La langue est essentielle pour une nation en ceci que les autres caractères qui la différenciaient à une époque ultérieure de l’histoire se sont atténués ou même ont disparu sous l’effet de l’accroissement des échanges mondiaux. Ainsi l’autre, le voisin - ou le sauvage - est devenu moins barbare, plus ressemblant. Dans l’exposé de Balbi, la spécificité de l’origine des peuples / des nations est, implicitement, bel et bien perdue ; le seul témoin relatif, mais encore le plus fidèle, en sont les langues parce qu’elles présentent aussi la qualité d’être « inaltérables » :
« Mais outre que la langue est ordinairement le seul ou le principal trait caractéristique d’une nation, ce trait a l’avantage d’être presque toujours inaltérable, se conservant à travers la série des siècles. (XIX). »
La prise en compte de la situation des langues par leur dénombrement, la comparaison entre elles, l’utilisation des connaissances chronologiques, géographique, historique ou ethnologiques doivent permettre de construire des classifications qui ordonnent dans le temps et dans l’espace et les peuples et les langues.
Le champ de l’indo-européen
Au 17e et au 18e siècle, on mène, en Europe et dans les autres continents, de nombreuses études portant sur plusieurs langues 36 . On nourrit peu à peu une double certitude : d’abord celle d’un rapport étroit, concomitant, consubstantiel et réciproque entre l’origine relative de peuples et de langues ; ensuite la certitude que toute langue d’un peuple recèle un rapport permanent à un ou à des peuples dans la continuité (pré)historique, de sorte que les langues particulières (plus ou moins bien) connues constituent des états dérivés, « résurgents » d’états de langues plus anciens. Ces rapports sont parfois documentés, parfois seulement hypothétiques ou même mythiques. En relevant des analogies, des ressemblances, mais aussi de radicales différences entre deux langues, ou davantage, on conclut à des ensembles de langues similaires ou étrangers. A partir de preuves et/ou de reconstructions hypothétiques, on cherche à établir à rebours une, voire des origines.

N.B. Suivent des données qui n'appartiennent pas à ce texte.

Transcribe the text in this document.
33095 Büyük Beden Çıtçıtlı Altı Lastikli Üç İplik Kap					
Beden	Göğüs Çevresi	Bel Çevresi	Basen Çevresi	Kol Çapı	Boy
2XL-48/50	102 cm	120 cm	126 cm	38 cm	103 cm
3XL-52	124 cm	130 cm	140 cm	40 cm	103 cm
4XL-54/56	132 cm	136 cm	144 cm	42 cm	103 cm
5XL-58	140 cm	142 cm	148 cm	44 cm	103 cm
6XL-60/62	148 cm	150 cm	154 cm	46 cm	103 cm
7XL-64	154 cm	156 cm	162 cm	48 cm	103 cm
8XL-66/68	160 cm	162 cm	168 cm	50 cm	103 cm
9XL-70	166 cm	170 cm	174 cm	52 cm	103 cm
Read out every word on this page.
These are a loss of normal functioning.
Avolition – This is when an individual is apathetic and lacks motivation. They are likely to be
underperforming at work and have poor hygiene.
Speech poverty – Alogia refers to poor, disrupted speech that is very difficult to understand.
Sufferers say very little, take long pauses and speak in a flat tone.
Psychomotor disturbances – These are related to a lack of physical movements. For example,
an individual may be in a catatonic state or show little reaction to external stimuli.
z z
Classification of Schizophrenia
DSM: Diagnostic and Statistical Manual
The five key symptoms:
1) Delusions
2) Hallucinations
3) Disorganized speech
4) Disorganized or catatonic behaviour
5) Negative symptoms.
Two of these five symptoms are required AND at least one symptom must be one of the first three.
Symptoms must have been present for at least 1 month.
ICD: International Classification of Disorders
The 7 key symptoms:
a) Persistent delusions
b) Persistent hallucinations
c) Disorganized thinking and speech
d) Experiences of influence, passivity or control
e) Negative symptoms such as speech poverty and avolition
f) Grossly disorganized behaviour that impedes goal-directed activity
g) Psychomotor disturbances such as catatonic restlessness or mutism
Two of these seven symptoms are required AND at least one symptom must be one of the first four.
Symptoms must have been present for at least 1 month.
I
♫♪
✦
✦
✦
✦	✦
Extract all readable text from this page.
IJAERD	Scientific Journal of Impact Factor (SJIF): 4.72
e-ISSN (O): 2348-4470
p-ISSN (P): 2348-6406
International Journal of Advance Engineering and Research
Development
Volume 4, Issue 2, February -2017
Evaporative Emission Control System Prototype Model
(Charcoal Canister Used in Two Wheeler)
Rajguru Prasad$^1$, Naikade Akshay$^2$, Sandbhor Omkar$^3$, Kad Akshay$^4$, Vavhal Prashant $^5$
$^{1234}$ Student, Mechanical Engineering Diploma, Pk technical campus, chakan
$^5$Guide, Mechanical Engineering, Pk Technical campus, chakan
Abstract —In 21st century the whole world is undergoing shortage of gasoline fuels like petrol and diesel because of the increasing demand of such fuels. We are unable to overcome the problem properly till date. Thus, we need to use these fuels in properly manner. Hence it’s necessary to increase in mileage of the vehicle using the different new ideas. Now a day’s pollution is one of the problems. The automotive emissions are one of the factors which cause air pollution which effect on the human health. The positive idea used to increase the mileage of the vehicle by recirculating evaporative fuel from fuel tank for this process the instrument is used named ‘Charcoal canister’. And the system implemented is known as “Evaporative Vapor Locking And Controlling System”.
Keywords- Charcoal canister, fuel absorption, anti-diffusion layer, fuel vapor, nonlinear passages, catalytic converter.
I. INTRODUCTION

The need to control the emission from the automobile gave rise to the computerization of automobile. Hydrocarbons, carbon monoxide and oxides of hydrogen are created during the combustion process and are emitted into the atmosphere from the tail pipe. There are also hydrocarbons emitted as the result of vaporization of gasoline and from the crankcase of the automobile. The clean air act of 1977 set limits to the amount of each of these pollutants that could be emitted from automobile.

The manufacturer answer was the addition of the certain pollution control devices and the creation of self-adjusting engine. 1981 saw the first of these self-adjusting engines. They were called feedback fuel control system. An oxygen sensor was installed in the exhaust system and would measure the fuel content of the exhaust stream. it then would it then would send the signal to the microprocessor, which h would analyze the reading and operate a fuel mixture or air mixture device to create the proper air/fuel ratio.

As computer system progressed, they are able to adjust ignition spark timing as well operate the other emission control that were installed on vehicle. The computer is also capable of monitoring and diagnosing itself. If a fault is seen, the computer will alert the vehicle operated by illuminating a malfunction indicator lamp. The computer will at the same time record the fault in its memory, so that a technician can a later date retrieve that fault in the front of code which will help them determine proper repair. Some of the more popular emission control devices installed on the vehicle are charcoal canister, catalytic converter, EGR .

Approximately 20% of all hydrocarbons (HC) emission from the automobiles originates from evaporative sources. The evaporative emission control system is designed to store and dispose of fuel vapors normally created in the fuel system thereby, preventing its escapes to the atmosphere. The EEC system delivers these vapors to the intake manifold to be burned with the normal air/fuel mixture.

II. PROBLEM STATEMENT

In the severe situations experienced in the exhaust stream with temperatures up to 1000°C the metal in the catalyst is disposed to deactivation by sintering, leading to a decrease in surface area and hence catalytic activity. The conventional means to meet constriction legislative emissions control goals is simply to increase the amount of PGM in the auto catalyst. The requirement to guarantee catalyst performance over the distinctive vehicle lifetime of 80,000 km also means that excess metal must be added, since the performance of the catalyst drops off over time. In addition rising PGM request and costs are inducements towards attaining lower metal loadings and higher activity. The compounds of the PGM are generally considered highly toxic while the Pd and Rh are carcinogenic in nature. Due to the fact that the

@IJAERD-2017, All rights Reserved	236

Adolphe Pictet (1799-1895) publie en 1859 et 1863 un fort ouvrage en 2 vol. : Les origines indo-européennes ou les Aryas primitifs. Essai de paléontologie linguistique 37 . A la différence de son remarquable mémoire sur les langues celtiques de 1837 38 , il ne s’attache pas, cette fois, à l’étude des formes d’une langue, mais à son lexique. Son but est de restituer la vie du peuple des « Aryas primitifs », les premiers indo-européens, en sollicitant les mots prélevés dans les langues ariennes. L’enjeu est que ce « peuple, inconnu à toute tradition, […] soit révélé en quelque sorte par la science philologique » 39 . Il qualifie sa méthode de « paléontologie linguistique » puisqu’il s’agit d’appliquer aux mots la même analyse qu’aux fossiles :
« Car les mots durent autant que les os ; et, de même qu’une dent renferme implicitement une partie de l’histoire d’un animal, un mot isolé peut mettre sur la voie de toute la série d’idées qui s’y rattachaient lors de sa formation. Aussi le nom de paléontologie linguistique conviendrait-il parfaitement à la science que nous avons en vue. [vol. 1, p. 14]. »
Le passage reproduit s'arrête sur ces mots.